Upwards movement, transcendence, freed imaginations, intellectual daring – all these aspects of an expanded consciousness come into play in the ferment of the decade. Rising consciousness. One thinks of Jim Morrison and the Doors – named after a line from visionary gnostic William Blake. Morrison produces an anagram of his name: Mr Mojo Risin’. The mojo is the magical spirit of creativity in man, linked to a liberation of the sexual from the purely animal towards greater joys and transcendence of the ego for purposes of union with divinity. Walls would be overcome, whether in Berlin or elsewhere.

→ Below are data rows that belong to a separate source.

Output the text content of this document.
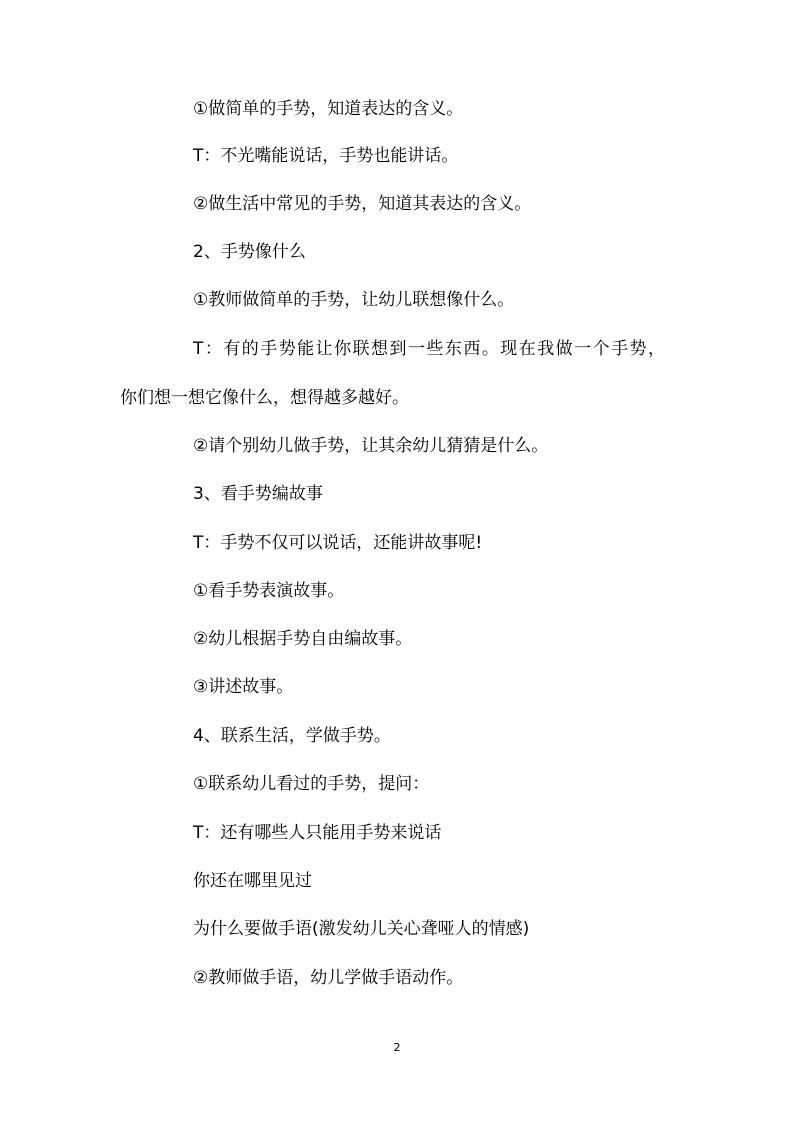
①做简单的手势，知道表达的含义。
T：不光嘴能说话，手势也能讲话。
②做生活中常见的手势，知道其表达的含义。
2、手势像什么
①教师做简单的手势，让幼儿联想像什么。
T：有的手势能让你联想到一些东西。现在我做一个手势，
你们想一想它像什么，想得越多越好。
②请个别幼儿做手势，让其余幼儿猜猜是什么。
3、看手势编故事
T：手势不仅可以说话，还能讲故事呢!
①看手势表演故事。
②幼儿根据手势自由编故事。
③讲述故事。
4、联系生活，学做手势。
①联系幼儿看过的手势，提问：
T：还有哪些人只能用手势来说话
你还在哪里见过
为什么要做手语(激发幼儿关心聋哑人的情感)
②教师做手语，幼儿学做手语动作。
2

No “iron curtain” would last.And of course while all this was going on, you had a resurgence of interest in the formal history of Magic and its place in the history of ideas and the genesis of science. Frances Yates publishes Giordano Bruno and the Hermetic Tradition in the year the Beatles touchdown for the first time in the U.S. In Crowleyan terms, we witness a real manifestation of what he called the “Aeon of Horus” or Age of the Child, characterized by aspects of child psychology: unrestrained reconnaissance, boundless challenge, innocence of imagination, androgynous creativity – all those energies that “straight” society wants to put in a straight jacket, as epitomized in Ken Kesey’s “One Flew Over the Cuckoo’s Nest” and given tragic expression in the prophetic movie, Easy Rider.

You might say today (2019), along with the first century rabbi: “The dew of inspiration falls not upon our lips”. If we would refresh ourselves, then we have a life-giving pool of ambrosia waiting for us in the 1960s to realize now and in the future. My book is intended to inspire this use of the means at our disposal that we have either rejected, mistrusted or forgotten about. We must recover the citadel of communication from the archons of the “entertainment and media industry”: arguably, an imprisonment of the mass imagination. No wonder, one may think, when one realizes the collective power available through positive use of the technology available. Yes, we have much to learn still from a much-maligned decade. My own daughter is not alone in wishing she’d been alive in that period. That says a lot, given how much terrestrial time has passed since. The 1960s are alive and well, one might say – but can one say the same for these first decades of the 21st century? The solution is there for the imbibing. As Crowley observed in Berlin in 1931, walls are there for people who are afraid to go out. Beware of those who would erect borders in space. Or to quote Jim Morrison: “Break on through to the other side!” Have we made it yet?